You can specify in which Resque queue the Serially::Job for each instance of your class will be scheduled:

class Post
     include Serially

     serially in_queue: 'posts' do
        ...
     end
end

In this example, jobs for different instances of Post will all be scheduled in 'posts' queue, without any interference to each other.

Callbacks

Blocks

In addition to instance methods, you can pass a block as a task callback, and you can mix both syntaxes in your class:

class Post < ActiveRecord::Base
     include Serially

     serially do
        task :draft
        task :review do |post|
            # finished successfully
            true
        end
        task :publish do |post|
            # block can return message and result object in addition to boolean status, just like the instance method
            [true, 'published ok', {author: 'Mike}]
        end
     end

     def draft
        # using instance methods makes sense when your callback is more than 1 or 2 lines of code
        [false, 'drafting failed']
     end
end

On Error Callbacks

You can provide an error handling callback for each task, which will be called if a task fails to finish successfully. If the error handling callback returns true, the execution will continue to next task, despite the failure of the previous task. Otherwise tasks execution will stop.

class Post < ActiveRecord::Base
     include Serially

     serially do
        task :draft, on_error: :handle_draft_error
        ...
     end

     def draft
        # something happened here that caused draft to fail
        result_obj = {author: 'Mike'}
        [false, 'drafting failed', result_obj]
     end

     def handle_draft_error(msg, result_obj)
        if result_obj[:author] == 'Mike'
            # let's continue to next task
            true
        else
            # can't continue executing tasks like nothing happened, have to stop
            false
        end
     end
end

Customize Plain Ruby Class Instantiation

Before the first task runs, Serially creates an instance of your class, on which your task callbacks are then called. If your plain Ruby class has a custom initialize method that you want to be called when creating instance of your class, it's easy to achieve. All you need to do is to implement instance_id method that can return any number of arguments, which will be passed as-is to your initialize.

class Post
     include Serially

     attr_accessor :title

     def initialize(title)
        @title = title
     end

     def instance_id
        @title
     end


     serially do
        ...
     end
end

class PostWithAuthor
     include Serially

     attr_accessor :title
     attr_accessor :author

     def initialize(title, author)
        @title = title
        @author = author
     end

     def instance_id
        [@title, @author]
     end


     serially do
        ...
     end
end

ActiveRecord Model Instantiation

For instances of ActiveRecord models, instance_id will return the DB id as expected. Overwriting this method isn't recommended.

Development

After checking out the repo, run bin/setup to install dependencies. You can also run bin/console for an interactive prompt that will allow you to experiment.

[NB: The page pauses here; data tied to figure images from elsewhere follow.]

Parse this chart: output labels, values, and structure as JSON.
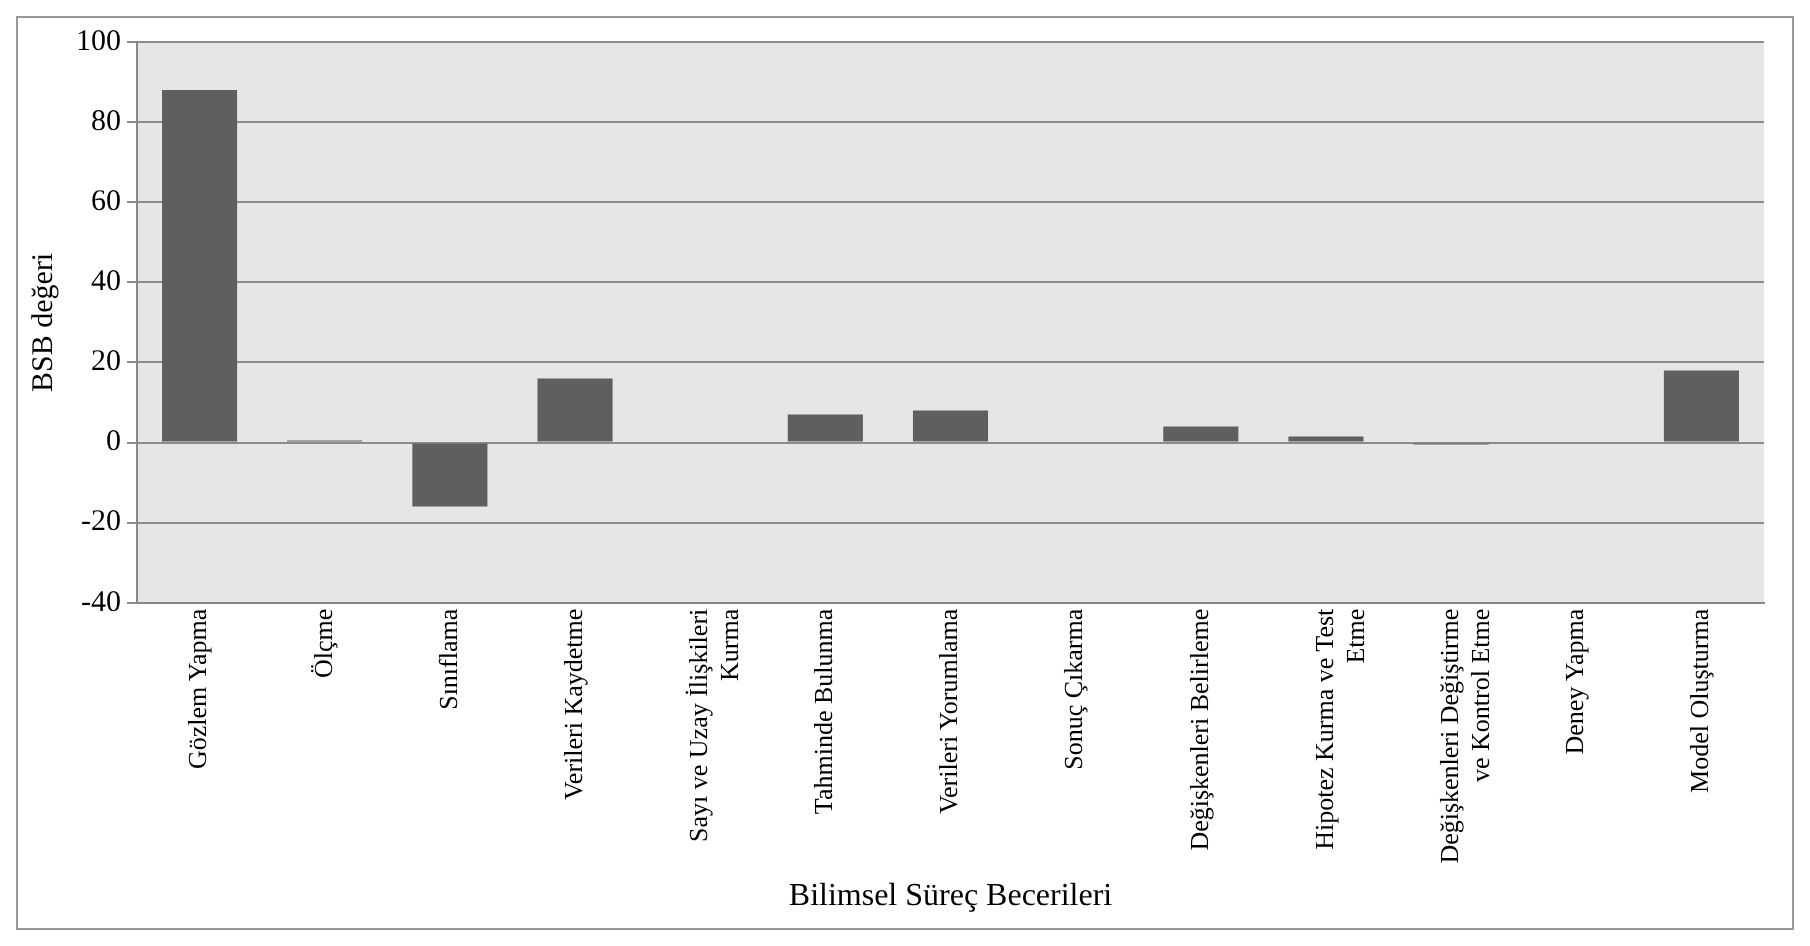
{
  "chart_data": {
    "type": "bar",
    "xlabel": "Bilimsel Süreç Becerileri",
    "ylabel": "BSB değeri",
    "categories": [
      "Gözlem Yapma",
      "Ölçme",
      "Sınıflama",
      "Verileri Kaydetme",
      "Sayı ve Uzay İlişkileri Kurma",
      "Tahminde Bulunma",
      "Verileri Yorumlama",
      "Sonuç Çıkarma",
      "Değişkenleri Belirleme",
      "Hipotez Kurma ve Test Etme",
      "Değişkenleri Değiştirme ve Kontrol Etme",
      "Deney Yapma",
      "Model Oluşturma"
    ],
    "values": [
      88,
      0.5,
      -16,
      16,
      0,
      7,
      8,
      0,
      4,
      1.5,
      -0.5,
      0,
      18
    ],
    "color": "#5f5f5f",
    "ylim": [
      -40,
      100
    ],
    "yticks": [
      -40,
      -20,
      0,
      20,
      40,
      60,
      80,
      100
    ],
    "grid": "y",
    "legend": false
  }
}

To install this gem onto your local machine, run bundle exec rake install. To release a new version, update the version number in version.rb, and then run bundle exec rake release, which will create a git tag for the version, push git commits and tags, and push the .gem file to rubygems.org.

Contributing

Bug reports and pull requests are welcome on GitHub at https://github.com/mikemarsian/serially.

License

Copyright (c) 2015-2016 Mike Polischuk

The gem is available as open source under the terms of the MIT License.